Confesso que, na altura em que foi proferida, pouca importância atribuí a tão disparatada proposição. Talvez o já adiantado da hora explicasse a sua desvalorização, ou então talvez não fosse mesmo para levar a sério – não obstante ter tido, de imediato, entusiástica aceitação de um respeitável general do exército português (o que bem pode ser levado à conta dos óbvios benefícios militaristas dela decorrentes). Ou ter-se-á deduzido tratar-se apenas de um estouvado arroubo académico da proponente. Mas o desaforo do alvitre, pronunciado em tom sério, perante um auditório previsivelmente ainda considerável (mesmo atendendo ao adiantado da hora), sem que ninguém se atrevesse a questioná-lo, ou sequer a levantar qualquer dúvida, deu-me que pensar.
Tenho vindo, pois, a matutar, ultimamente, nessa opção estratégica que Fátima Bonifácio, quase no final do programa ‘Prós e Contras’ da passada segunda-feira, 18 de Maio, apresentou como sendo o grande dilema, político e financeiro, com que a Europa alegadamente se confronta, hoje: ou manter o ‘modelo social europeu’ que, em boa medida, corporiza a atracção que o resto do mundo nutre pela ‘velha Europa’ – o denominado ‘sonho europeu’; ou avançar para a constituição de um forte exército europeu (!), capaz de ombrear com as poderosas máquinas de guerra das principais potências militares (USA, China, talvez a Rússia,...), caso ainda aspire a assumir papel relevante na cena internacional – um ressuscitado ‘sonho imperial europeu’?

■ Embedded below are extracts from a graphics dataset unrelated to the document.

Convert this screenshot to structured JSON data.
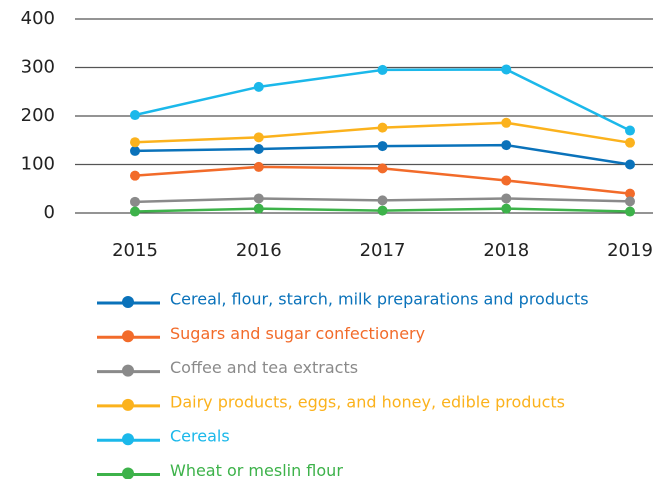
{
  "chart_data": {
    "type": "line",
    "x": [
      "2015",
      "2016",
      "2017",
      "2018",
      "2019"
    ],
    "ylim": [
      0,
      400
    ],
    "yticks": [
      0,
      100,
      200,
      300,
      400
    ],
    "grid": true,
    "series": [
      {
        "name": "Cereal, flour, starch, milk preparations and products",
        "color": "#0a72ba",
        "values": [
          128,
          132,
          138,
          140,
          100
        ]
      },
      {
        "name": "Sugars and sugar confectionery",
        "color": "#f26b2a",
        "values": [
          77,
          95,
          92,
          67,
          40
        ]
      },
      {
        "name": "Coffee and tea extracts",
        "color": "#8a8a8a",
        "values": [
          23,
          30,
          26,
          30,
          24
        ]
      },
      {
        "name": "Dairy products, eggs, and honey, edible products",
        "color": "#fbb21d",
        "values": [
          146,
          156,
          176,
          186,
          145
        ]
      },
      {
        "name": "Cereals",
        "color": "#1bb8ea",
        "values": [
          202,
          260,
          295,
          296,
          170
        ]
      },
      {
        "name": "Wheat or meslin flour",
        "color": "#3db24a",
        "values": [
          3,
          9,
          5,
          9,
          3
        ]
      }
    ]
  }
}
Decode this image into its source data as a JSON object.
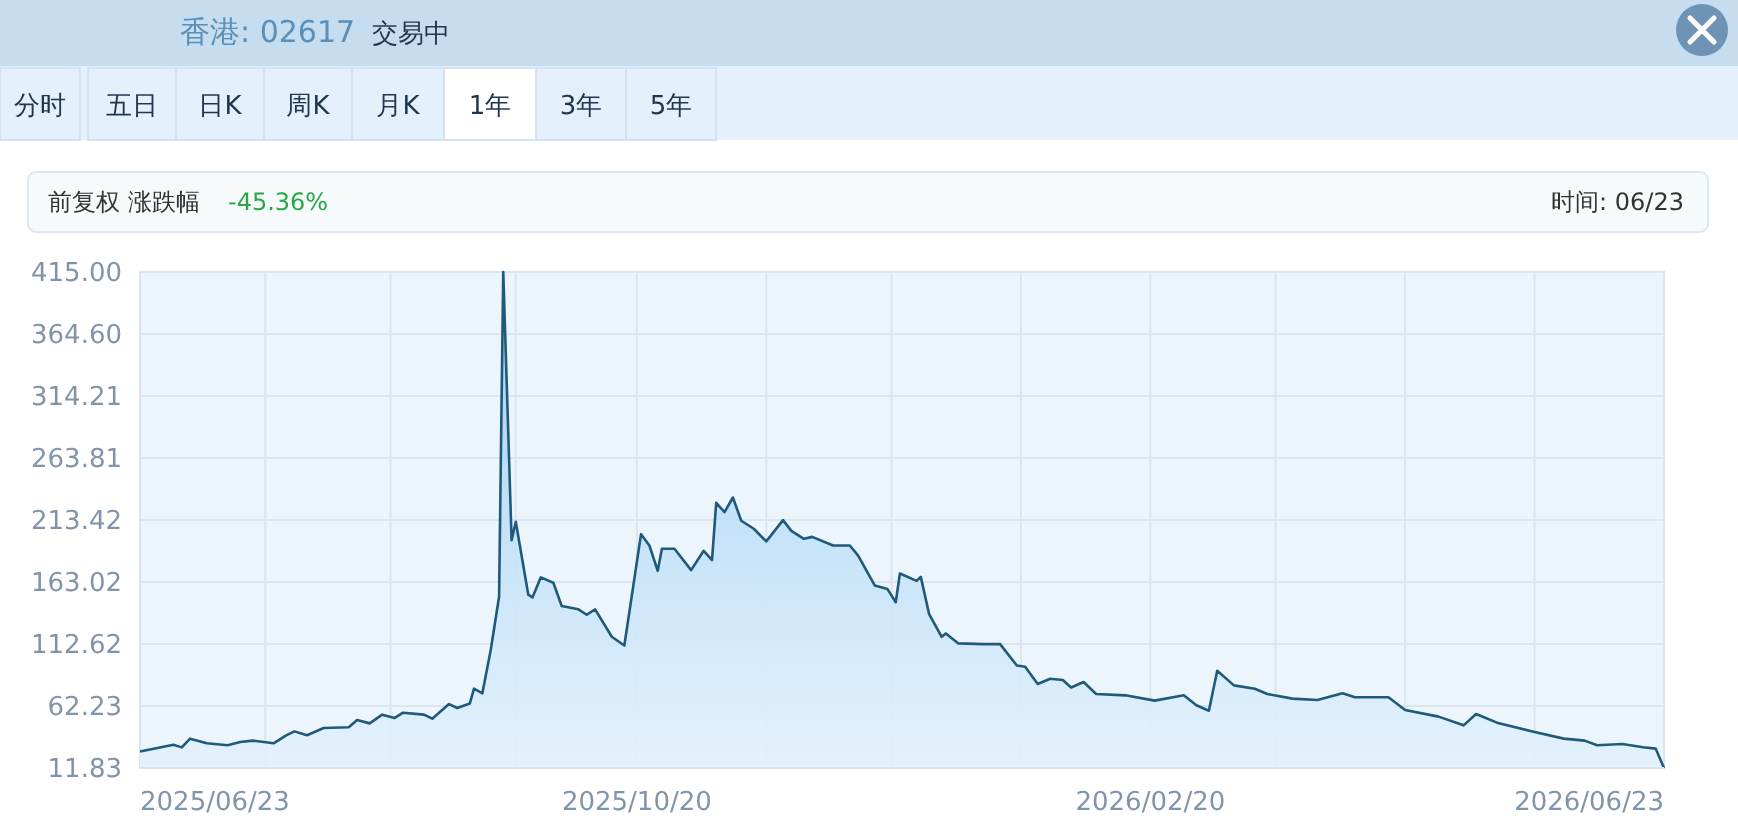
{
  "chart_data": {
    "type": "area",
    "annotations": [
      "香港: 02617",
      "交易中",
      "分时",
      "五日",
      "日K",
      "周K",
      "月K",
      "1年",
      "3年",
      "5年",
      "前复权 涨跌幅",
      "-45.36%",
      "时间: 06/23"
    ],
    "xlim": [
      "2025-06-23",
      "2026-06-23"
    ],
    "xticks": [
      {
        "value": "2025-06-23",
        "label": "2025/06/23"
      },
      {
        "value": "2025-07-23",
        "label": null
      },
      {
        "value": "2025-08-22",
        "label": null
      },
      {
        "value": "2025-09-21",
        "label": null
      },
      {
        "value": "2025-10-20",
        "label": "2025/10/20"
      },
      {
        "value": "2025-11-20",
        "label": null
      },
      {
        "value": "2025-12-20",
        "label": null
      },
      {
        "value": "2026-01-20",
        "label": null
      },
      {
        "value": "2026-02-20",
        "label": "2026/02/20"
      },
      {
        "value": "2026-03-22",
        "label": null
      },
      {
        "value": "2026-04-22",
        "label": null
      },
      {
        "value": "2026-05-23",
        "label": null
      },
      {
        "value": "2026-06-23",
        "label": "2026/06/23"
      }
    ],
    "ylim": [
      11.83,
      415
    ],
    "yticks": [
      11.83,
      62.23,
      {
        "value": 112.62,
        "label": "112.62"
      },
      {
        "value": 163.02,
        "label": "163.02"
      },
      {
        "value": 213.42,
        "label": "213.42"
      },
      263.81,
      314.21,
      {
        "value": 364.6,
        "label": "364.60"
      },
      {
        "value": 415,
        "label": "415.00"
      }
    ],
    "grid": true,
    "marker": "none",
    "line_style": "solid",
    "series": [
      {
        "color": "#1f5a7a",
        "x": [
          "2025-06-23",
          "2025-07-01",
          "2025-07-03",
          "2025-07-05",
          "2025-07-09",
          "2025-07-14",
          "2025-07-17",
          "2025-07-20",
          "2025-07-25",
          "2025-07-28",
          "2025-07-30",
          "2025-08-02",
          "2025-08-06",
          "2025-08-12",
          "2025-08-14",
          "2025-08-17",
          "2025-08-20",
          "2025-08-23",
          "2025-08-25",
          "2025-08-30",
          "2025-09-01",
          "2025-09-05",
          "2025-09-07",
          "2025-09-10",
          "2025-09-11",
          "2025-09-13",
          "2025-09-15",
          "2025-09-17",
          "2025-09-18",
          "2025-09-20",
          "2025-09-21",
          "2025-09-24",
          "2025-09-25",
          "2025-09-27",
          "2025-09-30",
          "2025-10-02",
          "2025-10-06",
          "2025-10-08",
          "2025-10-10",
          "2025-10-14",
          "2025-10-17",
          "2025-10-21",
          "2025-10-23",
          "2025-10-25",
          "2025-10-26",
          "2025-10-29",
          "2025-11-02",
          "2025-11-05",
          "2025-11-07",
          "2025-11-08",
          "2025-11-10",
          "2025-11-12",
          "2025-11-14",
          "2025-11-17",
          "2025-11-20",
          "2025-11-24",
          "2025-11-26",
          "2025-11-29",
          "2025-12-01",
          "2025-12-06",
          "2025-12-10",
          "2025-12-12",
          "2025-12-16",
          "2025-12-19",
          "2025-12-21",
          "2025-12-22",
          "2025-12-26",
          "2025-12-27",
          "2025-12-29",
          "2026-01-01",
          "2026-01-02",
          "2026-01-05",
          "2026-01-11",
          "2026-01-15",
          "2026-01-19",
          "2026-01-21",
          "2026-01-24",
          "2026-01-27",
          "2026-01-30",
          "2026-02-01",
          "2026-02-04",
          "2026-02-07",
          "2026-02-14",
          "2026-02-21",
          "2026-02-28",
          "2026-03-03",
          "2026-03-06",
          "2026-03-08",
          "2026-03-12",
          "2026-03-17",
          "2026-03-20",
          "2026-03-26",
          "2026-04-01",
          "2026-04-07",
          "2026-04-10",
          "2026-04-18",
          "2026-04-22",
          "2026-04-30",
          "2026-05-06",
          "2026-05-09",
          "2026-05-14",
          "2026-05-23",
          "2026-05-30",
          "2026-06-04",
          "2026-06-07",
          "2026-06-13",
          "2026-06-18",
          "2026-06-21",
          "2026-06-23"
        ],
        "values": [
          25.3,
          30.8,
          28.6,
          35.7,
          31.9,
          30.3,
          33,
          34.1,
          31.9,
          38.4,
          41.6,
          38.4,
          44.3,
          44.9,
          50.8,
          48.1,
          55.2,
          52.5,
          56.8,
          55.2,
          51.9,
          63.8,
          60.6,
          64.3,
          76.3,
          72.5,
          107.7,
          151,
          415,
          197,
          212,
          152.7,
          150.5,
          166.8,
          162.4,
          143.5,
          140.8,
          136.4,
          140.8,
          118.5,
          111.4,
          201.9,
          192.7,
          172.1,
          190,
          190,
          172.7,
          188.4,
          180.8,
          227.4,
          219.8,
          231.7,
          212.8,
          206.3,
          196,
          213.3,
          204.6,
          198.1,
          199.7,
          192.7,
          192.7,
          184.5,
          160.1,
          157.4,
          146.6,
          169.9,
          163.9,
          167.2,
          136.9,
          118.5,
          121.2,
          113.1,
          112.5,
          112.5,
          95.2,
          94.1,
          80.1,
          84.4,
          83.3,
          77.3,
          81.7,
          72,
          70.9,
          66.6,
          70.9,
          62.8,
          58.4,
          90.9,
          79,
          76.3,
          72,
          68.2,
          67.1,
          72.5,
          69.3,
          69.3,
          59,
          53.6,
          46.5,
          55.7,
          48.7,
          41.1,
          35.7,
          34.1,
          30.3,
          31.4,
          28.7,
          27.6,
          11.83
        ]
      }
    ]
  }
}
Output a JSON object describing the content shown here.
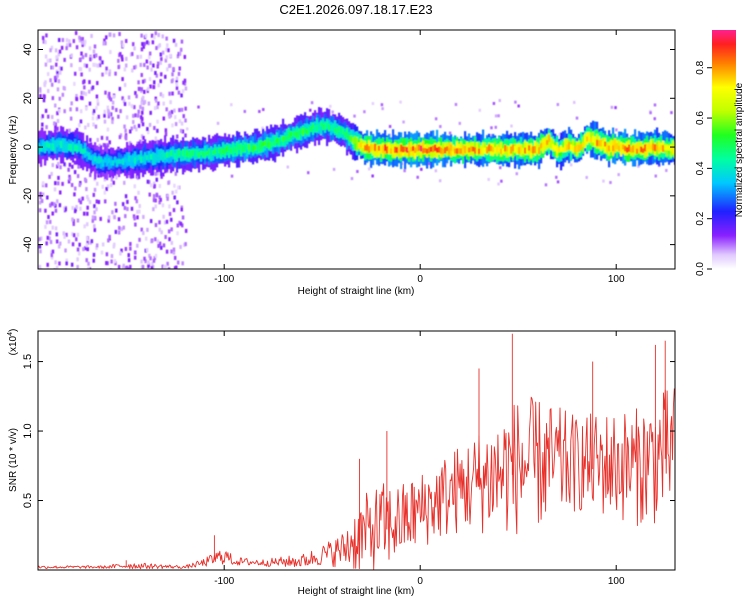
{
  "title": "C2E1.2026.097.18.17.E23",
  "chart_data": [
    {
      "type": "heatmap",
      "xlabel": "Height of straight line (km)",
      "ylabel": "Frequency (Hz)",
      "xlim": [
        -195,
        130
      ],
      "ylim": [
        -50,
        48
      ],
      "x_ticks": [
        -100,
        0,
        100
      ],
      "x_tick_labels": [
        "-100",
        "0",
        "100"
      ],
      "y_ticks": [
        -40,
        -20,
        0,
        20,
        40
      ],
      "y_tick_labels": [
        "-40",
        "-20",
        "0",
        "20",
        "40"
      ],
      "colorbar": {
        "label": "Normalized spectral amplitude",
        "range": [
          0,
          0.95
        ],
        "ticks": [
          0.0,
          0.2,
          0.4,
          0.6,
          0.8
        ],
        "tick_labels": [
          "0.0",
          "0.2",
          "0.4",
          "0.6",
          "0.8"
        ]
      },
      "ridge": {
        "x": [
          -195,
          -185,
          -175,
          -165,
          -155,
          -145,
          -135,
          -125,
          -115,
          -105,
          -95,
          -85,
          -75,
          -65,
          -60,
          -55,
          -50,
          -45,
          -40,
          -35,
          -30,
          -20,
          -10,
          0,
          10,
          20,
          30,
          40,
          50,
          60,
          65,
          70,
          75,
          80,
          85,
          90,
          95,
          100,
          110,
          120,
          130
        ],
        "freq_hz": [
          0,
          1,
          0,
          -6,
          -6,
          -5,
          -4,
          -3,
          -3,
          -2,
          -1,
          0,
          2,
          5,
          6,
          8,
          9,
          8,
          6,
          3,
          0,
          -1,
          -1,
          -1,
          -1,
          -1,
          -1,
          -1,
          -1,
          -1,
          3,
          -2,
          1,
          -1,
          4,
          2,
          0,
          0,
          -1,
          0,
          -1
        ],
        "amplitude": [
          0.45,
          0.45,
          0.45,
          0.4,
          0.4,
          0.45,
          0.45,
          0.5,
          0.5,
          0.5,
          0.55,
          0.55,
          0.55,
          0.55,
          0.55,
          0.5,
          0.5,
          0.5,
          0.5,
          0.6,
          0.85,
          0.9,
          0.9,
          0.95,
          0.9,
          0.9,
          0.85,
          0.85,
          0.85,
          0.85,
          0.8,
          0.75,
          0.8,
          0.8,
          0.85,
          0.85,
          0.85,
          0.9,
          0.9,
          0.85,
          0.8
        ]
      }
    },
    {
      "type": "line",
      "series": [
        {
          "name": "SNR",
          "color": "#e8302a"
        }
      ],
      "xlabel": "Height of straight line (km)",
      "ylabel": "SNR (10 * v/v)",
      "y_multiplier": "(x10",
      "y_multiplier_exp": "4",
      "y_multiplier_close": ")",
      "xlim": [
        -195,
        130
      ],
      "ylim": [
        0,
        1.72
      ],
      "x_ticks": [
        -100,
        0,
        100
      ],
      "x_tick_labels": [
        "-100",
        "0",
        "100"
      ],
      "y_ticks": [
        0.5,
        1.0,
        1.5
      ],
      "y_tick_labels": [
        "0.5",
        "1.0",
        "1.5"
      ],
      "envelope": {
        "x": [
          -195,
          -160,
          -150,
          -120,
          -110,
          -100,
          -95,
          -80,
          -60,
          -50,
          -40,
          -35,
          -30,
          -25,
          -20,
          -10,
          0,
          10,
          20,
          30,
          40,
          50,
          60,
          80,
          100,
          110,
          120,
          130
        ],
        "base": [
          0.02,
          0.02,
          0.03,
          0.02,
          0.05,
          0.1,
          0.06,
          0.05,
          0.06,
          0.1,
          0.13,
          0.18,
          0.22,
          0.25,
          0.28,
          0.32,
          0.4,
          0.48,
          0.55,
          0.6,
          0.65,
          0.7,
          0.72,
          0.73,
          0.72,
          0.7,
          0.75,
          0.85
        ],
        "amp": [
          0.02,
          0.02,
          0.05,
          0.02,
          0.06,
          0.13,
          0.06,
          0.05,
          0.1,
          0.15,
          0.25,
          0.42,
          0.55,
          0.6,
          0.65,
          0.55,
          0.55,
          0.6,
          0.65,
          0.75,
          0.9,
          1.0,
          0.95,
          0.7,
          0.8,
          0.85,
          0.95,
          0.9
        ]
      },
      "peaks": [
        {
          "x": 47,
          "y": 1.7
        },
        {
          "x": 125,
          "y": 1.65
        },
        {
          "x": 120,
          "y": 1.62
        },
        {
          "x": 30,
          "y": 1.45
        },
        {
          "x": 88,
          "y": 1.5
        },
        {
          "x": -17,
          "y": 1.0
        },
        {
          "x": -31,
          "y": 0.8
        },
        {
          "x": -105,
          "y": 0.25
        },
        {
          "x": -150,
          "y": 0.07
        }
      ]
    }
  ]
}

Não que valha muito a pena perder tempo com os piores dislates do mais esquizofrénico neoliberalismo de trazer por casa (no fim de contas, a sua origem profunda). Ou que questione, por um segundo sequer, a correcta opção a fazer no despropositado dilema desta enfatuada diletante, mas apenas porque me interrogo como ainda é possível, depois de tudo o que aconteceu e conduziu à presente crise financeira, haver alguém capaz de apresentar em público tal opção como estratégica para a construção do futuro europeu pós-crise.
Sobretudo depois de conhecidas algumas das consequências económicas, sociais, globais,... que continuam a infernizar a vida de milhões de pessoas, sorvidas na voragem de um sistema que apregoava o céu como limite; de não se poderem ignorar os que nem por ela tiveram oportunidade de ser afectados, tal a situação de anemia social em que já vegetavam; dos muitos mais para quem, precisamente por efeitos da crise, apenas restam negras perspectivas no seu horizonte; das crescentes dúvidas sobre a sustentabilidade ambiental e social do planeta; do efeito, enfim, de amortecedor que o agora descartável ‘modelo social europeu’ constituiu para esses muitos milhões de pessoas!
E, sobretudo:
- quando os grandes problemas que emergem desta violenta crise global – confrontando a Europa (e o Mundo) na busca de soluções rápidas e viáveis – questionam de uma forma cada vez mais consensual, o próprio modelo de desenvolvimento, até agora dominante, assente num esgotado crescimento económico contínuo;
- quando os desafios se colocam ao nível da própria sustentabilidade ambiental do planeta, implicando uma inevitável e muito profunda reconversão das estruturas produtivas, a tempo de se evitarem catástrofes que deixaram há muito de pertencer à ficção científica;
- quando, em suma, as estruturas políticas parecem cada vez mais distantes dos cidadãos e dos objectivos de uma verdadeira cidadania, progressivamente desfasadas da realidade social e esta ameaça explodir a qualquer momento,
- a quem serviria então esse formidável ‘exército europeu’, sobretudo feito às expensas (ou em alternativa) do pacífico e estabilizador ‘modelo social europeu’?
Decerto um beneficiário imediato se perfilaria: o sofisticado e cada vez mais apetrechado complexo militar norte-americano, que se sabe ser um dos grandes obstáculos – ver-se-á até que ponto muito em breve – da reconversão do dito modelo de desenvolvimento em benefício de um planeta mais sustentável. Também por isso, contrapor ao ‘modelo social europeu’ qualquer alternativa militarista, seria como transformar o sonho em pesadelo, corresponderia a regredir da civilização à barbárie – ainda que uma barbárie tecnologicamente sofisticada!